Pourquoi l’impossibilité d’une seule candidature ? Cette division n’a-t-elle pas contribué à réduire la crédibilité des deux listes ?
On ne peut comprendre cette désunion par des explications conjoncturelles ou par un simple manque de volonté. En 1973, la gauche chilienne a vécu une dure défaite et, 40 ans plus tard, la fragmentation et la dispersion politique et idéologique restent présentes.
Les mobilisations ont permis d’avancer vers l’unité, mais nous en sommes encore loin. C’est une faiblesse, car on n’a pas trouvé les mécanismes permettant de déboucher sur un processus unitaire. Le mécanisme le plus effectif semble être la mobilisation et la rencontre programmatique.
Comment évaluer les résultats de Marcel Claude et de Roxana Miranda ?
Electoralement, c’est une défaite : nos forces n’avaient majoritairement pas d’expérience électorale ou ne représentaient qu’un faible pourcentage. Nous n’avons pas atteint le 5 % historique de la gauche (ndt : référence à la première candidature de Salvador Allende en 1952).

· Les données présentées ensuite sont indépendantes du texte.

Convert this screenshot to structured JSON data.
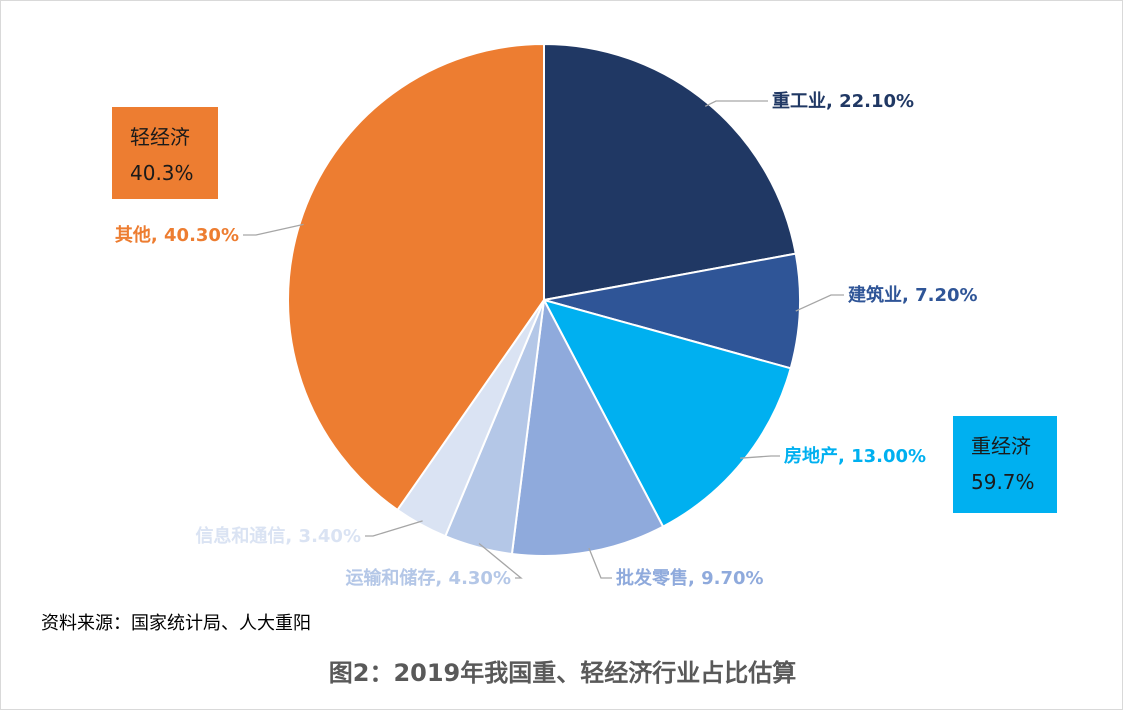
{
  "chart_data": {
    "type": "pie",
    "title": "图2：2019年我国重、轻经济行业占比估算",
    "source": "资料来源：国家统计局、人大重阳",
    "slices": [
      {
        "name": "重工业",
        "value": 22.1,
        "label": "重工业, 22.10%",
        "color": "#203864"
      },
      {
        "name": "建筑业",
        "value": 7.2,
        "label": "建筑业, 7.20%",
        "color": "#2f5597"
      },
      {
        "name": "房地产",
        "value": 13.0,
        "label": "房地产, 13.00%",
        "color": "#00b0f0"
      },
      {
        "name": "批发零售",
        "value": 9.7,
        "label": "批发零售, 9.70%",
        "color": "#8faadc"
      },
      {
        "name": "运输和储存",
        "value": 4.3,
        "label": "运输和储存, 4.30%",
        "color": "#b4c7e7"
      },
      {
        "name": "信息和通信",
        "value": 3.4,
        "label": "信息和通信, 3.40%",
        "color": "#dae3f3"
      },
      {
        "name": "其他",
        "value": 40.3,
        "label": "其他, 40.30%",
        "color": "#ed7d31"
      }
    ],
    "annotations": [
      {
        "group": "light",
        "name": "轻经济",
        "value": "40.3%",
        "color": "#ed7d31"
      },
      {
        "group": "heavy",
        "name": "重经济",
        "value": "59.7%",
        "color": "#00b0f0"
      }
    ]
  }
}
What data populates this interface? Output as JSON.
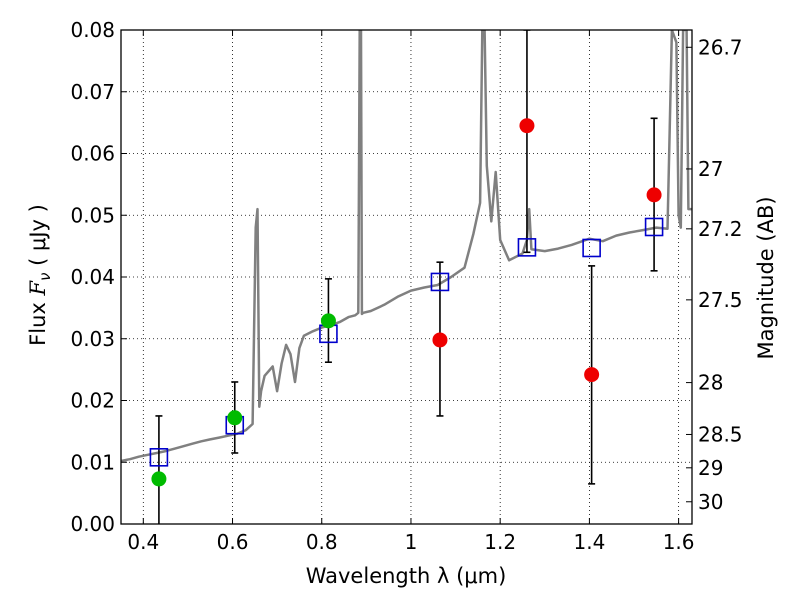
{
  "chart_data": {
    "type": "scatter",
    "xlabel": "Wavelength  λ (μm)",
    "ylabel_prefix": "Flux  ",
    "ylabel_symbol": "F",
    "ylabel_sub": "ν",
    "ylabel_units": "  ( μJy )",
    "y2label": "Magnitude (AB)",
    "xlim": [
      0.35,
      1.63
    ],
    "ylim": [
      0.0,
      0.08
    ],
    "grid": true,
    "x_ticks": [
      0.4,
      0.6,
      0.8,
      1.0,
      1.2,
      1.4,
      1.6
    ],
    "x_tick_labels": [
      "0.4",
      "0.6",
      "0.8",
      "1",
      "1.2",
      "1.4",
      "1.6"
    ],
    "y_ticks": [
      0.0,
      0.01,
      0.02,
      0.03,
      0.04,
      0.05,
      0.06,
      0.07,
      0.08
    ],
    "y_tick_labels": [
      "0.00",
      "0.01",
      "0.02",
      "0.03",
      "0.04",
      "0.05",
      "0.06",
      "0.07",
      "0.08"
    ],
    "y2_ticks": [
      {
        "label": "26.7",
        "flux": 0.0772
      },
      {
        "label": "27",
        "flux": 0.0575
      },
      {
        "label": "27.2",
        "flux": 0.0478
      },
      {
        "label": "27.5",
        "flux": 0.0363
      },
      {
        "label": "28",
        "flux": 0.0229
      },
      {
        "label": "28.5",
        "flux": 0.0145
      },
      {
        "label": "29",
        "flux": 0.0091
      },
      {
        "label": "30",
        "flux": 0.0036
      }
    ],
    "colors": {
      "model": "#808080",
      "model_photometry": "#0000cc",
      "green_points": "#00bb00",
      "red_points": "#ee0000",
      "errorbars": "#000000",
      "grid": "#000000"
    },
    "series": [
      {
        "name": "SED model spectrum",
        "style": "line",
        "x": [
          0.35,
          0.37,
          0.39,
          0.41,
          0.43,
          0.45,
          0.47,
          0.49,
          0.51,
          0.53,
          0.55,
          0.57,
          0.59,
          0.61,
          0.63,
          0.645,
          0.652,
          0.656,
          0.66,
          0.664,
          0.672,
          0.69,
          0.7,
          0.71,
          0.72,
          0.73,
          0.74,
          0.75,
          0.76,
          0.78,
          0.8,
          0.82,
          0.84,
          0.86,
          0.875,
          0.882,
          0.885,
          0.888,
          0.89,
          0.893,
          0.91,
          0.94,
          0.97,
          1.0,
          1.03,
          1.06,
          1.09,
          1.12,
          1.14,
          1.155,
          1.16,
          1.165,
          1.17,
          1.18,
          1.19,
          1.2,
          1.22,
          1.25,
          1.26,
          1.265,
          1.27,
          1.3,
          1.33,
          1.36,
          1.4,
          1.43,
          1.46,
          1.49,
          1.52,
          1.55,
          1.575,
          1.585,
          1.595,
          1.6,
          1.605,
          1.61,
          1.613,
          1.618,
          1.622,
          1.63
        ],
        "y": [
          0.0102,
          0.0105,
          0.0109,
          0.0112,
          0.0115,
          0.0118,
          0.0122,
          0.0126,
          0.013,
          0.0134,
          0.0137,
          0.014,
          0.0143,
          0.0146,
          0.0152,
          0.0162,
          0.048,
          0.051,
          0.019,
          0.0215,
          0.024,
          0.0255,
          0.0215,
          0.026,
          0.029,
          0.0275,
          0.023,
          0.0285,
          0.0305,
          0.0312,
          0.0318,
          0.0322,
          0.0327,
          0.0335,
          0.0338,
          0.0342,
          0.08,
          0.08,
          0.034,
          0.0342,
          0.0345,
          0.0355,
          0.0368,
          0.0378,
          0.0383,
          0.0387,
          0.04,
          0.0415,
          0.047,
          0.052,
          0.08,
          0.08,
          0.058,
          0.049,
          0.057,
          0.046,
          0.0427,
          0.0438,
          0.046,
          0.051,
          0.0445,
          0.0442,
          0.0446,
          0.0452,
          0.0462,
          0.0458,
          0.0467,
          0.0472,
          0.0476,
          0.048,
          0.0478,
          0.08,
          0.078,
          0.05,
          0.048,
          0.08,
          0.08,
          0.08,
          0.051,
          0.051
        ]
      },
      {
        "name": "Model photometry",
        "style": "open-square",
        "x": [
          0.435,
          0.605,
          0.815,
          1.065,
          1.26,
          1.405,
          1.545
        ],
        "y": [
          0.0108,
          0.016,
          0.0308,
          0.0392,
          0.0448,
          0.0447,
          0.0481
        ]
      },
      {
        "name": "Observed (green)",
        "style": "filled-circle",
        "x": [
          0.435,
          0.605,
          0.815
        ],
        "y": [
          0.0073,
          0.0172,
          0.0329
        ],
        "err_low": [
          0.0073,
          0.0057,
          0.0067
        ],
        "err_high": [
          0.0102,
          0.0058,
          0.0068
        ]
      },
      {
        "name": "Observed (red)",
        "style": "filled-circle",
        "x": [
          1.065,
          1.26,
          1.405,
          1.545
        ],
        "y": [
          0.0298,
          0.0645,
          0.0242,
          0.0533
        ],
        "err_low": [
          0.0123,
          0.0205,
          0.0177,
          0.0123
        ],
        "err_high": [
          0.0126,
          0.0155,
          0.0176,
          0.0124
        ]
      }
    ]
  }
}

Mais il y a des avancées politiques : l’élaboration et la défense d’un programme, l’activité politique et sociale, l’expérience accumulée pour l’avenir malgré la défaite, nous ont renforcés et non affaiblis.
Le soutien, dès le premier tour, du Parti communiste chilien à la candidate de la Concertation, Michelle Bachelet, a-t-il rendu moins audible le discours de la gauche radicale ?

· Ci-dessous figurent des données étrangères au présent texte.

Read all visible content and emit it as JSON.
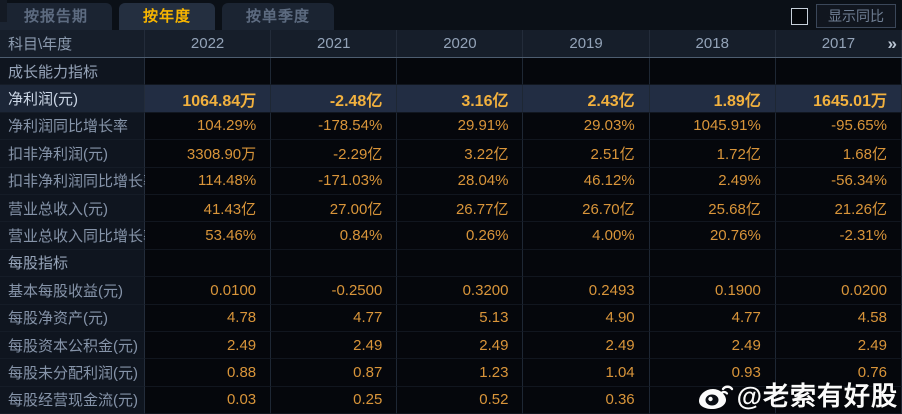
{
  "tabs": [
    {
      "label": "按报告期",
      "active": false
    },
    {
      "label": "按年度",
      "active": true
    },
    {
      "label": "按单季度",
      "active": false
    }
  ],
  "controls": {
    "show_yoy_label": "显示同比",
    "checkbox_checked": false
  },
  "table": {
    "corner_label": "科目\\年度",
    "years": [
      "2022",
      "2021",
      "2020",
      "2019",
      "2018",
      "2017"
    ],
    "more_years_icon": "»",
    "rows": [
      {
        "type": "section",
        "label": "成长能力指标",
        "values": [
          "",
          "",
          "",
          "",
          "",
          ""
        ]
      },
      {
        "type": "highlight",
        "label": "净利润(元)",
        "values": [
          "1064.84万",
          "-2.48亿",
          "3.16亿",
          "2.43亿",
          "1.89亿",
          "1645.01万"
        ]
      },
      {
        "type": "data",
        "label": "净利润同比增长率",
        "values": [
          "104.29%",
          "-178.54%",
          "29.91%",
          "29.03%",
          "1045.91%",
          "-95.65%"
        ]
      },
      {
        "type": "data",
        "label": "扣非净利润(元)",
        "values": [
          "3308.90万",
          "-2.29亿",
          "3.22亿",
          "2.51亿",
          "1.72亿",
          "1.68亿"
        ]
      },
      {
        "type": "data",
        "label": "扣非净利润同比增长率",
        "values": [
          "114.48%",
          "-171.03%",
          "28.04%",
          "46.12%",
          "2.49%",
          "-56.34%"
        ]
      },
      {
        "type": "data",
        "label": "营业总收入(元)",
        "values": [
          "41.43亿",
          "27.00亿",
          "26.77亿",
          "26.70亿",
          "25.68亿",
          "21.26亿"
        ]
      },
      {
        "type": "data",
        "label": "营业总收入同比增长率",
        "values": [
          "53.46%",
          "0.84%",
          "0.26%",
          "4.00%",
          "20.76%",
          "-2.31%"
        ]
      },
      {
        "type": "section",
        "label": "每股指标",
        "values": [
          "",
          "",
          "",
          "",
          "",
          ""
        ]
      },
      {
        "type": "data",
        "label": "基本每股收益(元)",
        "values": [
          "0.0100",
          "-0.2500",
          "0.3200",
          "0.2493",
          "0.1900",
          "0.0200"
        ]
      },
      {
        "type": "data",
        "label": "每股净资产(元)",
        "values": [
          "4.78",
          "4.77",
          "5.13",
          "4.90",
          "4.77",
          "4.58"
        ]
      },
      {
        "type": "data",
        "label": "每股资本公积金(元)",
        "values": [
          "2.49",
          "2.49",
          "2.49",
          "2.49",
          "2.49",
          "2.49"
        ]
      },
      {
        "type": "data",
        "label": "每股未分配利润(元)",
        "values": [
          "0.88",
          "0.87",
          "1.23",
          "1.04",
          "0.93",
          "0.76"
        ]
      },
      {
        "type": "data",
        "label": "每股经营现金流(元)",
        "values": [
          "0.03",
          "0.25",
          "0.52",
          "0.36",
          "",
          ""
        ]
      }
    ]
  },
  "watermark": {
    "text": "@老索有好股"
  },
  "colors": {
    "accent_gold": "#f7b500",
    "value_gold": "#d9953a",
    "highlight_row_bg": "#222d43",
    "header_bg": "#161e2a",
    "label_text": "#8694a9"
  }
}
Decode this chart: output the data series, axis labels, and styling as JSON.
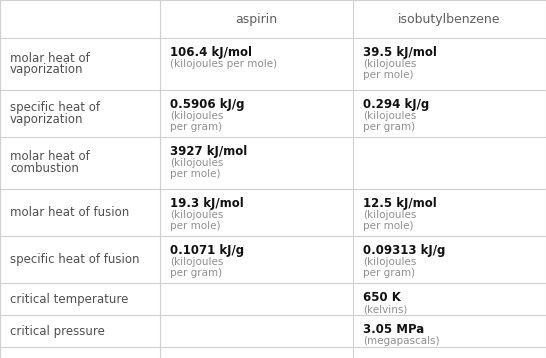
{
  "col_headers": [
    "",
    "aspirin",
    "isobutylbenzene"
  ],
  "rows": [
    {
      "label": "molar heat of\nvaporization",
      "aspirin": {
        "bold": "106.4 kJ/mol",
        "normal": "(kilojoules per mole)"
      },
      "isobutylbenzene": {
        "bold": "39.5 kJ/mol",
        "normal": "(kilojoules\nper mole)"
      }
    },
    {
      "label": "specific heat of\nvaporization",
      "aspirin": {
        "bold": "0.5906 kJ/g",
        "normal": "(kilojoules\nper gram)"
      },
      "isobutylbenzene": {
        "bold": "0.294 kJ/g",
        "normal": "(kilojoules\nper gram)"
      }
    },
    {
      "label": "molar heat of\ncombustion",
      "aspirin": {
        "bold": "3927 kJ/mol",
        "normal": "(kilojoules\nper mole)"
      },
      "isobutylbenzene": {
        "bold": "",
        "normal": ""
      }
    },
    {
      "label": "molar heat of fusion",
      "aspirin": {
        "bold": "19.3 kJ/mol",
        "normal": "(kilojoules\nper mole)"
      },
      "isobutylbenzene": {
        "bold": "12.5 kJ/mol",
        "normal": "(kilojoules\nper mole)"
      }
    },
    {
      "label": "specific heat of fusion",
      "aspirin": {
        "bold": "0.1071 kJ/g",
        "normal": "(kilojoules\nper gram)"
      },
      "isobutylbenzene": {
        "bold": "0.09313 kJ/g",
        "normal": "(kilojoules\nper gram)"
      }
    },
    {
      "label": "critical temperature",
      "aspirin": {
        "bold": "",
        "normal": ""
      },
      "isobutylbenzene": {
        "bold": "650 K",
        "normal": "(kelvins)"
      }
    },
    {
      "label": "critical pressure",
      "aspirin": {
        "bold": "",
        "normal": ""
      },
      "isobutylbenzene": {
        "bold": "3.05 MPa",
        "normal": "(megapascals)"
      }
    }
  ],
  "bg_color": "#ffffff",
  "header_text_color": "#606060",
  "label_text_color": "#505050",
  "bold_text_color": "#111111",
  "normal_text_color": "#909090",
  "line_color": "#d0d0d0",
  "figsize": [
    5.46,
    3.58
  ],
  "dpi": 100
}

Le choix du Parti communiste de construire des «majorités» vers la droite, au lieu de préconiser la construction d’une force authentiquement de gauche, a influencé le processus et le résultat final. Mais notre bilan est centré sur nos erreurs, nos insuffisances et notre inexpérience. Aujourd’hui, notre défi majeur est de construire une gauche forte, avec ou sans le Parti communiste.
Comment le Mouvement de la gauche révolutionnaire (MIR) et le Parti communiste chilien Action prolétarienne (ndt : marxiste-léniniste) justifient-ils leur campagne pour l’abstention ? Que représentent-ils aujourd’hui ?
Il existe une critique profonde de la légitimité des institutions et du système politique, critique que nous partageons et qui s’est traduite par une forte baisse de la participation au scrutin. Ces groupes ont choisi d’approfondir cette dénonciation en appelant à l’abstention. A certains moments, nous pouvons accepter cette tactique, mais aujourd’hui nous devons combattre non la croyance dans le système, mais l’incrédulité par rapport aux alternatives à celui-ci. L’abstention s’inscrit d’ailleurs dans le cadre de la dénonciation et non de l’alternative. C’est pourquoi malgré le haut taux d’abstention (ndt : il frôle les 50 %) nous ne pouvons pas dire qu’il y avait des forces qui représentaients les non-votant·e·s, une frange d’entre eux·elles oui, mais assez marginalement.
De quelles manières, cette bataille électorale a pu donner une impulsion à la construction de la gauche anticapitaliste au Chili ?
Avant tout, elle nous a permis de visualiser et d’articuler derrière un programme anticapitaliste différents efforts et projets politiques et sociaux qui, avant ce pari électoral, étaient dispersés sur tout le territoire national. Cela nous a fourni une base minimale à partir de laquelle construire l’alternative dont notre peuple a besoin.